Wie jedes Jahr musste die Haushaltsplanung der Stadt Geesthacht vom Schleswig-Holsteinischen Innenministerium genehmigt werden, anders als bei kleineren Gemeinden und Städten, deren Haushalte vom zuständigen Kreis überprüft werden. Angeschaut werden bei dieser Prüfung unter anderem das Investitionsvolumen, die Neuverschuldung und die Kreditaufnahmen in den kommenden drei Jahren, um am Ende eine Einschätzung der mittel- und langfristigen finanziellen Leistungsfähigkeit einer Kommune zu erhalten.

Die Geesthachter Ratsversammlung hat am 11. Dezember 2020 für das Jahr 2021 einen Haushalt mit einem Fehlbetrag in Höhe von 7,393 Millionen Euro beschlossen. „Eigentlich hatten wir mit einer schwarzen Null gerechnet, aber coronabedingt planen wir nun mit einem Defizit“, sagt Olaf Schulze.   Der Landesrechnungshof merkt zudem an, dass sich Aufwendungen in den Bereichen Kinder-, Jugend- und Familienhilfe sowie Schulträgeraufgaben deutlich erhöhen und Personalaufwendungen bei den Schulträgeraufgaben steigen. Positiv ordnet das Innenministerium zu dem Defizit ein: In den vergangenen Jahren sei die Stadt meist besser mit dem Geld ausgekommen, als in den jeweiligen Haushalten geplant war – trotz konservativ geplanter Defizite standen so Ende des Jahres Überschüsse. „Wir sind in den vergangenen Jahren mit unserem Geld gut umgegangen und wollen das auch weiterhin so machen. Das heißt: Wir wollen das Geld weder zum Fenster herausschmeißen, noch auf notwendige Ausgaben verzichten“, erklärt Bürgermeister Olaf Schulze dazu und mit Blick auf vorgesehene Kreditaufnahmen.  „Wir planen auch in den nächsten Jahren Investitionen in Schulen, Kitas und Straßen – und somit in die Zukunft. Dafür müssen wir wahrscheinlich Kredite aufnehmen. Aber für unsere Ausgaben erhalten wir wichtige Gegenwerte“, betont Olaf Schulze.

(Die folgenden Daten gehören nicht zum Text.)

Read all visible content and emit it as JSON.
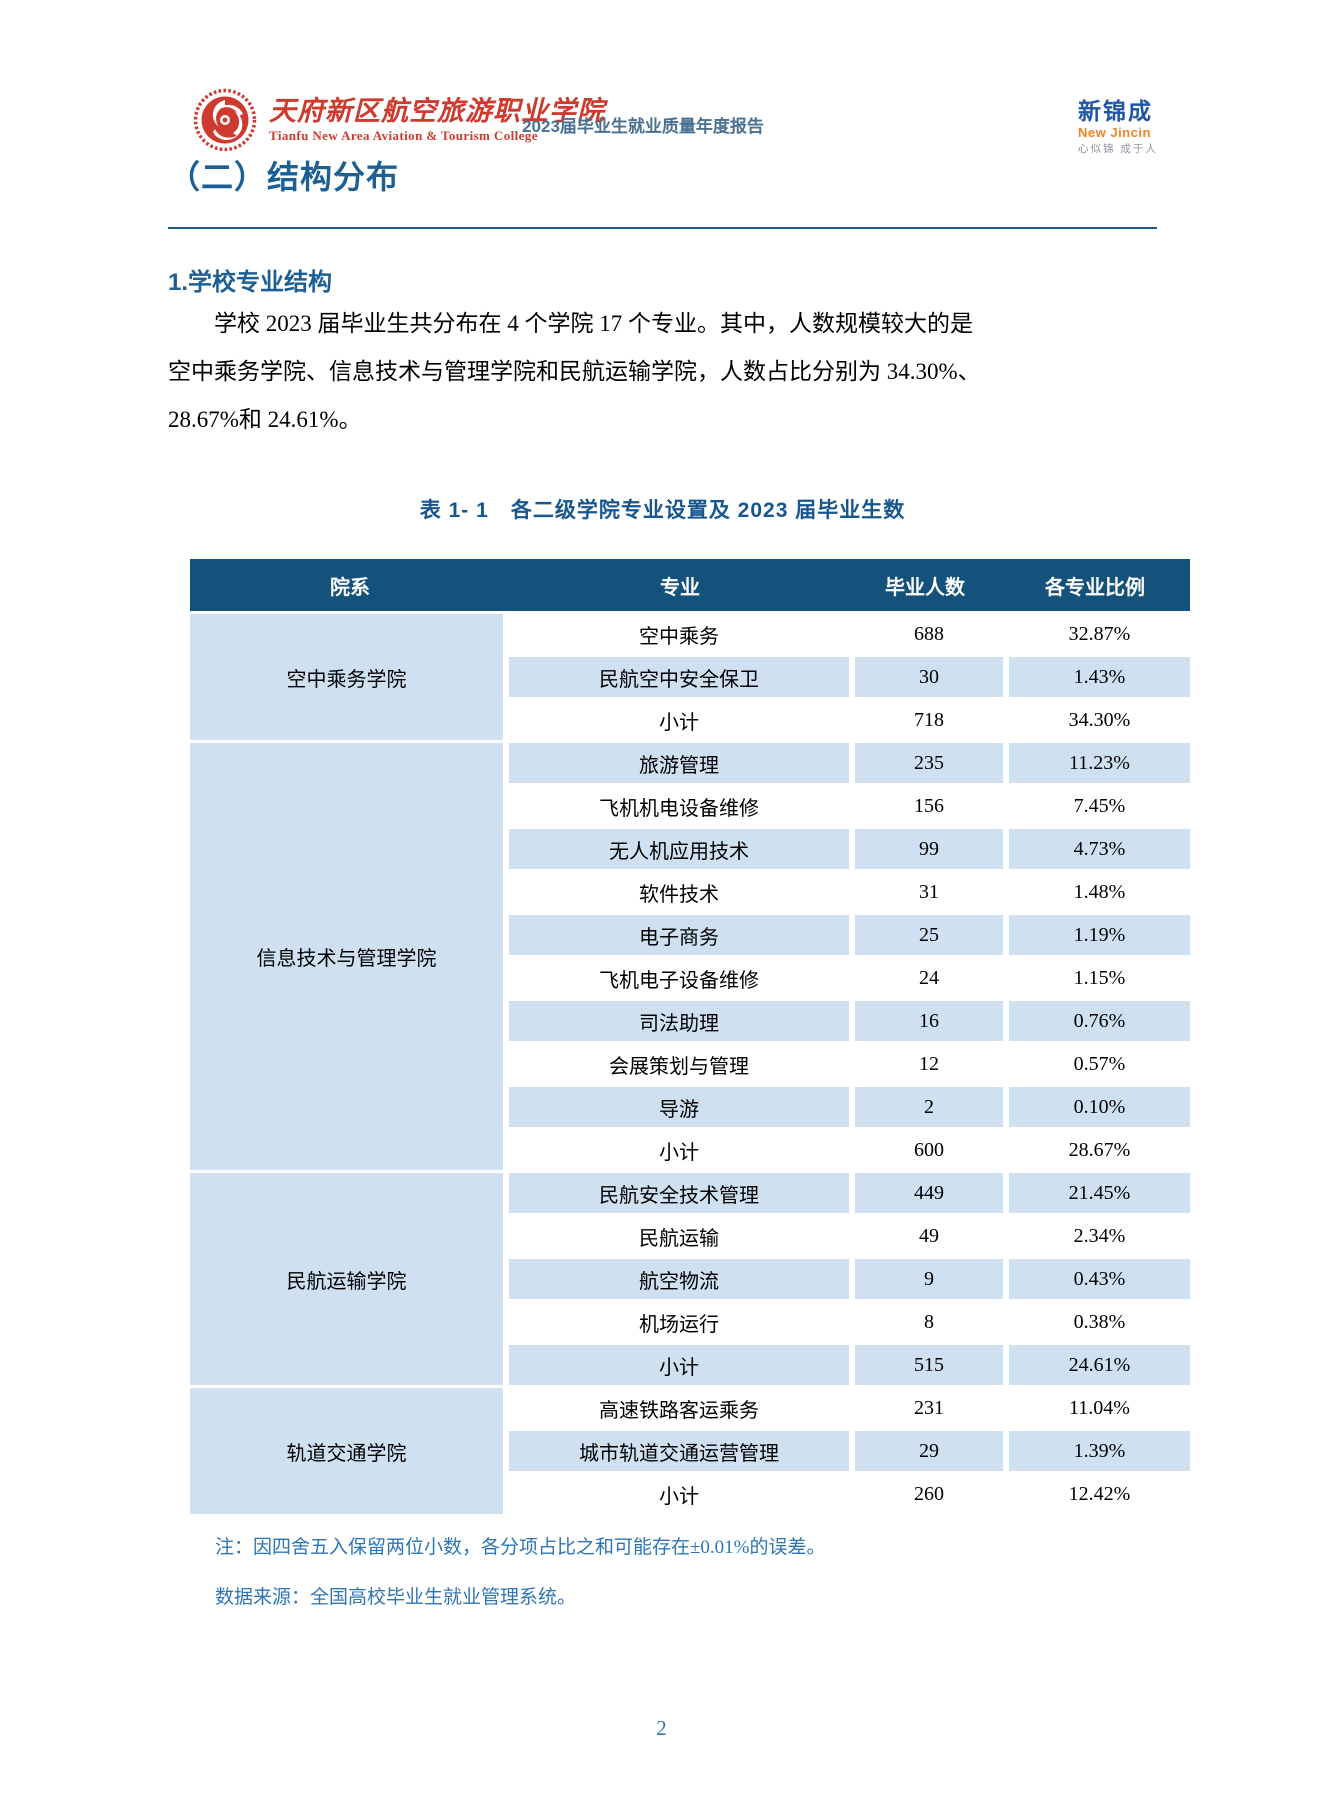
{
  "header": {
    "college_name_zh": "天府新区航空旅游职业学院",
    "college_name_en": "Tianfu New Area Aviation & Tourism College",
    "report_title": "2023届毕业生就业质量年度报告",
    "brand": {
      "name_zh": "新锦成",
      "name_en": "New Jincin",
      "slogan": "心似锦 成于人"
    }
  },
  "section": {
    "title": "（二）结构分布",
    "subsection": "1.学校专业结构",
    "paragraph_lines": [
      "学校 2023 届毕业生共分布在 4 个学院 17 个专业。其中，人数规模较大的是",
      "空中乘务学院、信息技术与管理学院和民航运输学院，人数占比分别为 34.30%、",
      "28.67%和 24.61%。"
    ]
  },
  "table": {
    "caption": "表 1- 1　各二级学院专业设置及 2023 届毕业生数",
    "columns": [
      "院系",
      "专业",
      "毕业人数",
      "各专业比例"
    ],
    "groups": [
      {
        "college": "空中乘务学院",
        "rows": [
          [
            "空中乘务",
            "688",
            "32.87%"
          ],
          [
            "民航空中安全保卫",
            "30",
            "1.43%"
          ],
          [
            "小计",
            "718",
            "34.30%"
          ]
        ]
      },
      {
        "college": "信息技术与管理学院",
        "rows": [
          [
            "旅游管理",
            "235",
            "11.23%"
          ],
          [
            "飞机机电设备维修",
            "156",
            "7.45%"
          ],
          [
            "无人机应用技术",
            "99",
            "4.73%"
          ],
          [
            "软件技术",
            "31",
            "1.48%"
          ],
          [
            "电子商务",
            "25",
            "1.19%"
          ],
          [
            "飞机电子设备维修",
            "24",
            "1.15%"
          ],
          [
            "司法助理",
            "16",
            "0.76%"
          ],
          [
            "会展策划与管理",
            "12",
            "0.57%"
          ],
          [
            "导游",
            "2",
            "0.10%"
          ],
          [
            "小计",
            "600",
            "28.67%"
          ]
        ]
      },
      {
        "college": "民航运输学院",
        "rows": [
          [
            "民航安全技术管理",
            "449",
            "21.45%"
          ],
          [
            "民航运输",
            "49",
            "2.34%"
          ],
          [
            "航空物流",
            "9",
            "0.43%"
          ],
          [
            "机场运行",
            "8",
            "0.38%"
          ],
          [
            "小计",
            "515",
            "24.61%"
          ]
        ]
      },
      {
        "college": "轨道交通学院",
        "rows": [
          [
            "高速铁路客运乘务",
            "231",
            "11.04%"
          ],
          [
            "城市轨道交通运营管理",
            "29",
            "1.39%"
          ],
          [
            "小计",
            "260",
            "12.42%"
          ]
        ]
      }
    ],
    "note": "注：因四舍五入保留两位小数，各分项占比之和可能存在±0.01%的误差。",
    "source": "数据来源：全国高校毕业生就业管理系统。"
  },
  "footer": {
    "page_number": "2"
  },
  "colors": {
    "table_header_bg": "#15527b",
    "table_row_alt_bg": "#cfe0f1",
    "heading_blue": "#1c5f95",
    "note_blue": "#2e75b6",
    "logo_red": "#cf3a2e",
    "brand_blue": "#1f55a5",
    "brand_orange": "#f5821f"
  }
}
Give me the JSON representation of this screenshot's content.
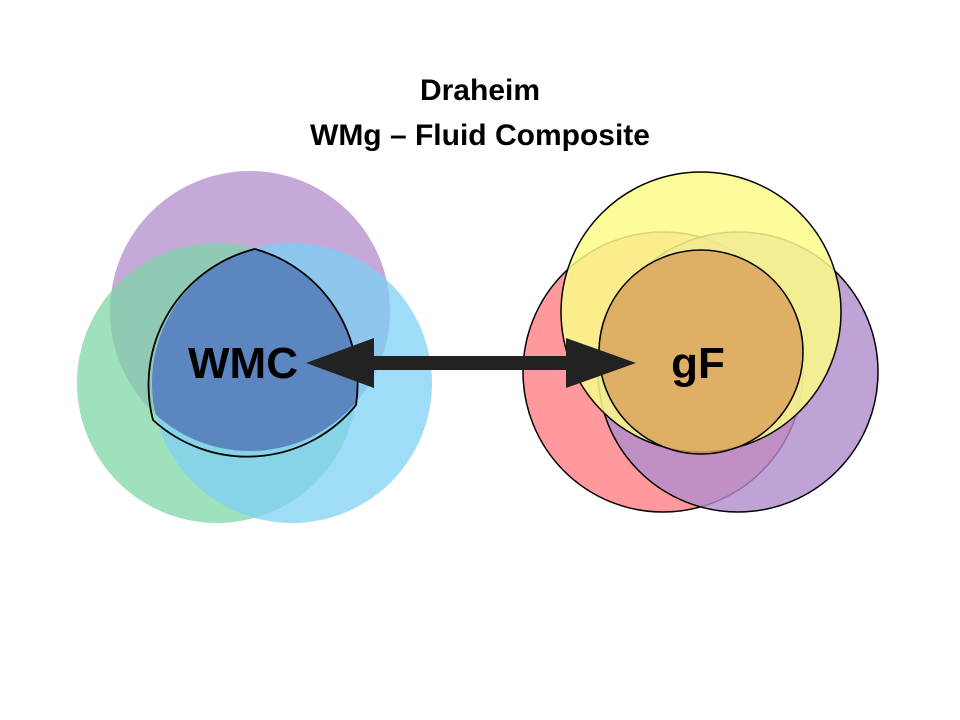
{
  "title": {
    "line1": "Draheim",
    "line2": "WMg – Fluid Composite"
  },
  "left_cluster": {
    "label": "WMC",
    "colors": {
      "purple": "#b08ccc",
      "green": "#7fd6a7",
      "blue": "#7ed0f4",
      "core": "#5b86bf"
    }
  },
  "right_cluster": {
    "label": "gF",
    "colors": {
      "red": "#ff7f86",
      "purple": "#b08ccc",
      "yellow": "#fcfc88",
      "core": "#dca45e"
    }
  },
  "arrow": {
    "direction": "bidirectional",
    "color": "#222222"
  }
}
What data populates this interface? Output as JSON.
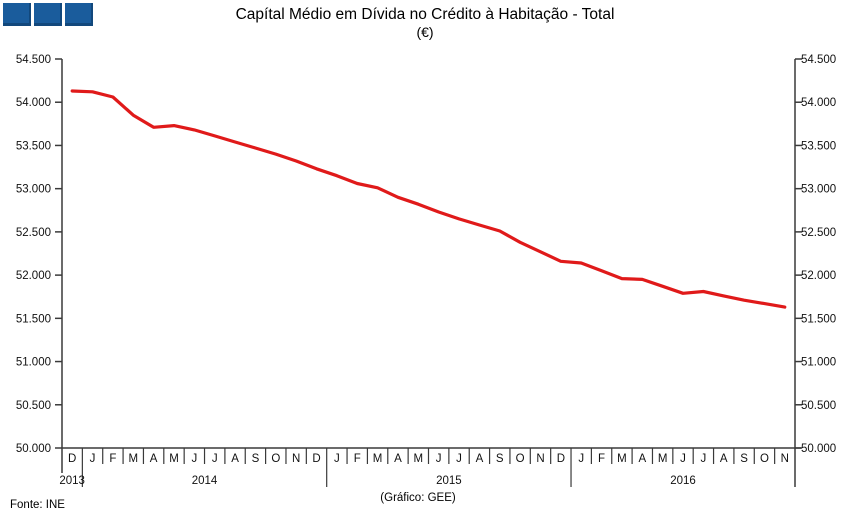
{
  "header": {
    "logo": {
      "icon": "three-blue-squares",
      "color": "#1a5c9c",
      "count": 3
    },
    "title": "Capítal Médio em Dívida no Crédito à Habitação - Total",
    "subtitle": "(€)"
  },
  "footer": {
    "source": "Fonte: INE",
    "credit": "(Gráfico: GEE)"
  },
  "chart_data": {
    "type": "line",
    "title": "Capítal Médio em Dívida no Crédito à Habitação - Total",
    "subtitle": "(€)",
    "grid": false,
    "legend": null,
    "line_color": "#e01a1a",
    "axis_color": "#3a3a3a",
    "ylim": [
      50000,
      54500
    ],
    "ytick_step": 500,
    "ytick_labels": [
      "54.500",
      "54.000",
      "53.500",
      "53.000",
      "52.500",
      "52.000",
      "51.500",
      "51.000",
      "50.500",
      "50.000"
    ],
    "months": [
      "D",
      "J",
      "F",
      "M",
      "A",
      "M",
      "J",
      "J",
      "A",
      "S",
      "O",
      "N",
      "D",
      "J",
      "F",
      "M",
      "A",
      "M",
      "J",
      "J",
      "A",
      "S",
      "O",
      "N",
      "D",
      "J",
      "F",
      "M",
      "A",
      "M",
      "J",
      "J",
      "A",
      "S",
      "O",
      "N"
    ],
    "years": [
      {
        "label": "2013",
        "start": 0,
        "count": 1
      },
      {
        "label": "2014",
        "start": 1,
        "count": 12
      },
      {
        "label": "2015",
        "start": 13,
        "count": 12
      },
      {
        "label": "2016",
        "start": 25,
        "count": 11
      }
    ],
    "values": [
      54130,
      54120,
      54060,
      53850,
      53710,
      53730,
      53680,
      53610,
      53540,
      53470,
      53400,
      53320,
      53230,
      53150,
      53060,
      53010,
      52900,
      52820,
      52730,
      52650,
      52580,
      52510,
      52380,
      52270,
      52160,
      52140,
      52050,
      51960,
      51950,
      51870,
      51790,
      51810,
      51760,
      51710,
      51670,
      51630
    ]
  }
}
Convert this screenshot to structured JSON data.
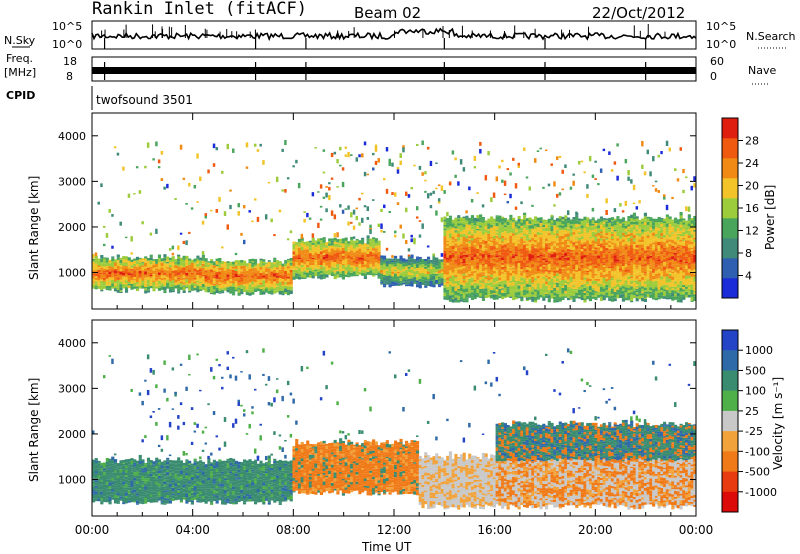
{
  "header": {
    "title": "Rankin Inlet (fitACF)",
    "beam": "Beam 02",
    "date": "22/Oct/2012"
  },
  "nsky_panel": {
    "left_label": "N.Sky",
    "right_label": "N.Search",
    "y_ticks": [
      "10^5",
      "10^0"
    ]
  },
  "freq_panel": {
    "left_label_line1": "Freq.",
    "left_label_line2": "[MHz]",
    "left_ticks": [
      "18",
      "8"
    ],
    "right_label": "Nave",
    "right_ticks": [
      "60",
      "0"
    ]
  },
  "cpid_panel": {
    "label": "CPID",
    "value": "twofsound 3501"
  },
  "colors": {
    "power_scale": [
      "#1a2bd8",
      "#2e5fb0",
      "#3f8a78",
      "#4aa55c",
      "#9ccc3c",
      "#f2c42a",
      "#f08a14",
      "#ef5a10",
      "#e01e10"
    ],
    "velocity_scale": [
      "#2444c8",
      "#2f6aa8",
      "#3a8c70",
      "#4fb04a",
      "#c8c8c8",
      "#f2a23a",
      "#f07a18",
      "#e83c10",
      "#dd0a0a"
    ]
  },
  "chart_data": [
    {
      "type": "heatmap",
      "name": "power",
      "ylabel": "Slant Range [km]",
      "ylim": [
        200,
        4500
      ],
      "y_ticks": [
        1000,
        2000,
        3000,
        4000
      ],
      "x_ticks": [
        "00:00",
        "04:00",
        "08:00",
        "12:00",
        "16:00",
        "20:00",
        "00:00"
      ],
      "colorbar": {
        "label": "Power [dB]",
        "ticks": [
          "4",
          "8",
          "12",
          "16",
          "20",
          "24",
          "28"
        ]
      },
      "bands": [
        {
          "t_start": 0.0,
          "t_end": 4.5,
          "r_low": 600,
          "r_high": 1300,
          "level": "high"
        },
        {
          "t_start": 4.5,
          "t_end": 8.0,
          "r_low": 550,
          "r_high": 1250,
          "level": "high"
        },
        {
          "t_start": 8.0,
          "t_end": 11.5,
          "r_low": 900,
          "r_high": 1700,
          "level": "mid-high"
        },
        {
          "t_start": 11.5,
          "t_end": 14.0,
          "r_low": 700,
          "r_high": 1300,
          "level": "mid"
        },
        {
          "t_start": 14.0,
          "t_end": 24.0,
          "r_low": 400,
          "r_high": 2200,
          "level": "high"
        }
      ]
    },
    {
      "type": "heatmap",
      "name": "velocity",
      "ylabel": "Slant Range [km]",
      "xlabel": "Time UT",
      "ylim": [
        200,
        4500
      ],
      "y_ticks": [
        1000,
        2000,
        3000,
        4000
      ],
      "x_ticks": [
        "00:00",
        "04:00",
        "08:00",
        "12:00",
        "16:00",
        "20:00",
        "00:00"
      ],
      "colorbar": {
        "label": "Velocity [m s⁻¹]",
        "ticks": [
          "1000",
          "500",
          "100",
          "25",
          "-25",
          "-100",
          "-500",
          "-1000"
        ]
      },
      "bands": [
        {
          "t_start": 0.0,
          "t_end": 8.0,
          "r_low": 500,
          "r_high": 1400,
          "level": "100"
        },
        {
          "t_start": 8.0,
          "t_end": 13.0,
          "r_low": 700,
          "r_high": 1800,
          "level": "-100"
        },
        {
          "t_start": 13.0,
          "t_end": 16.0,
          "r_low": 400,
          "r_high": 1500,
          "level": "-25"
        },
        {
          "t_start": 16.0,
          "t_end": 24.0,
          "r_low": 400,
          "r_high": 2200,
          "level": "mixed"
        }
      ]
    }
  ]
}
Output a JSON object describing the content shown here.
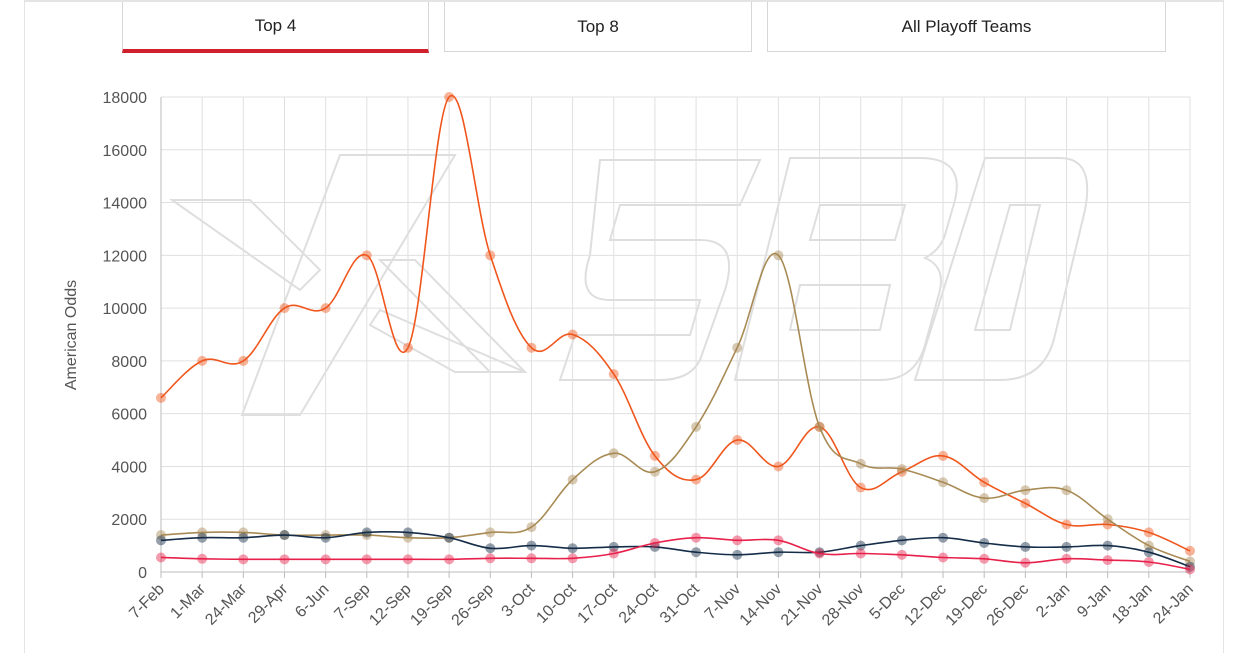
{
  "tabs": [
    {
      "label": "Top 4",
      "active": true
    },
    {
      "label": "Top 8",
      "active": false
    },
    {
      "label": "All Playoff Teams",
      "active": false
    }
  ],
  "watermark": "XSBD",
  "colors": {
    "accent": "#d0202e",
    "grid": "#e0e0e0"
  },
  "chart_data": {
    "type": "line",
    "ylabel": "American Odds",
    "xlabel": "",
    "ylim": [
      0,
      18000
    ],
    "yticks": [
      0,
      2000,
      4000,
      6000,
      8000,
      10000,
      12000,
      14000,
      16000,
      18000
    ],
    "grid": true,
    "categories": [
      "7-Feb",
      "1-Mar",
      "24-Mar",
      "29-Apr",
      "6-Jun",
      "7-Sep",
      "12-Sep",
      "19-Sep",
      "26-Sep",
      "3-Oct",
      "10-Oct",
      "17-Oct",
      "24-Oct",
      "31-Oct",
      "7-Nov",
      "14-Nov",
      "21-Nov",
      "28-Nov",
      "5-Dec",
      "12-Dec",
      "19-Dec",
      "26-Dec",
      "2-Jan",
      "9-Jan",
      "18-Jan",
      "24-Jan"
    ],
    "series": [
      {
        "color": "#f0561c",
        "values": [
          6600,
          8000,
          8000,
          10000,
          10000,
          12000,
          8500,
          18000,
          12000,
          8500,
          9000,
          7500,
          4400,
          3500,
          5000,
          4000,
          5500,
          3200,
          3800,
          4400,
          3400,
          2600,
          1800,
          1800,
          1500,
          800
        ]
      },
      {
        "color": "#a88a54",
        "values": [
          1400,
          1500,
          1500,
          1400,
          1400,
          1400,
          1300,
          1300,
          1500,
          1700,
          3500,
          4500,
          3800,
          5500,
          8500,
          12000,
          5500,
          4100,
          3900,
          3400,
          2800,
          3100,
          3100,
          2000,
          1000,
          400
        ]
      },
      {
        "color": "#152d48",
        "values": [
          1200,
          1300,
          1300,
          1400,
          1300,
          1500,
          1500,
          1300,
          900,
          1000,
          900,
          950,
          950,
          750,
          650,
          750,
          750,
          1000,
          1200,
          1300,
          1100,
          950,
          950,
          1000,
          750,
          200
        ]
      },
      {
        "color": "#e8214b",
        "values": [
          550,
          500,
          480,
          480,
          480,
          480,
          480,
          480,
          520,
          520,
          520,
          700,
          1100,
          1300,
          1200,
          1200,
          700,
          700,
          650,
          550,
          500,
          350,
          500,
          450,
          380,
          100
        ]
      }
    ]
  }
}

Das Innenministerium merkt in dem Genehmigungsschreiben dazu an, dass es vor dem Hintergrund des mittelfristig defizitär geplanten Haushaltes unerlässlich sei, seitens der Stadt Geesthacht deutlich sichtbare Beiträge zur Verbesserung der Einnahmen-/Einzahlungsseite und zur Begrenzung der Aufwendungen/Auszahlungen zu leisten. „Ausweitungen freiwilliger Leistungen sind zwingend zu vermeiden.“

Positiv wird vom Land die deutlich gestiegene Umsetzungsquote hervorgehoben. Im Jahr 2020 wurden 71 Prozent der geplanten Investitionen auch realisiert. 2019 lag diese Quote bei 55 Prozent, im Jahr 2018 bei 50 Prozent. Die Stadt Geesthacht habe also, so heißt es in dem Schreiben, den Hinweisen der Haushaltserlasse Beachtung geschenkt und sich dem Grundsatz der Haushaltswahrheit deutlich angenähert. „Wir wollen immer besser werden bei der Planung von Investitionen. Viele Posten sind aber im Vorfeld nicht immer ganz klar abzuschätzen, zudem werden immer wieder Maßnahmen verschoben, weil beispielweise keine passenden Angebote gemacht werden oder andere Rahmenbedingungen zu Verzögerungen führen“, erklärt Olaf Schulze.

Auch das Konzept zur Entwicklung von Geesthacht zur nachhaltigen Stadt wird vom Innenministerium angesichts des angestrebten schonenden Ressourcenverbrauchs durch die künftigen Generationen und die sich daraus ergebenden langfristigen Einsparungseffekte ausdrücklich begrüßt. „Ich freue mich sehr, dass unsere Bemühungen in diesem Bereich anerkannt werden“, sagt Olaf Schulze. Die Stadt Geesthacht setzt unter anderem im Beschaffungswesen auf Nachhaltigkeit, zudem hat sie sich der Agenda 2030 der Vereinten Nationen verpflichtet und wirbt als Fairtrade-Stadt für fairen Handel.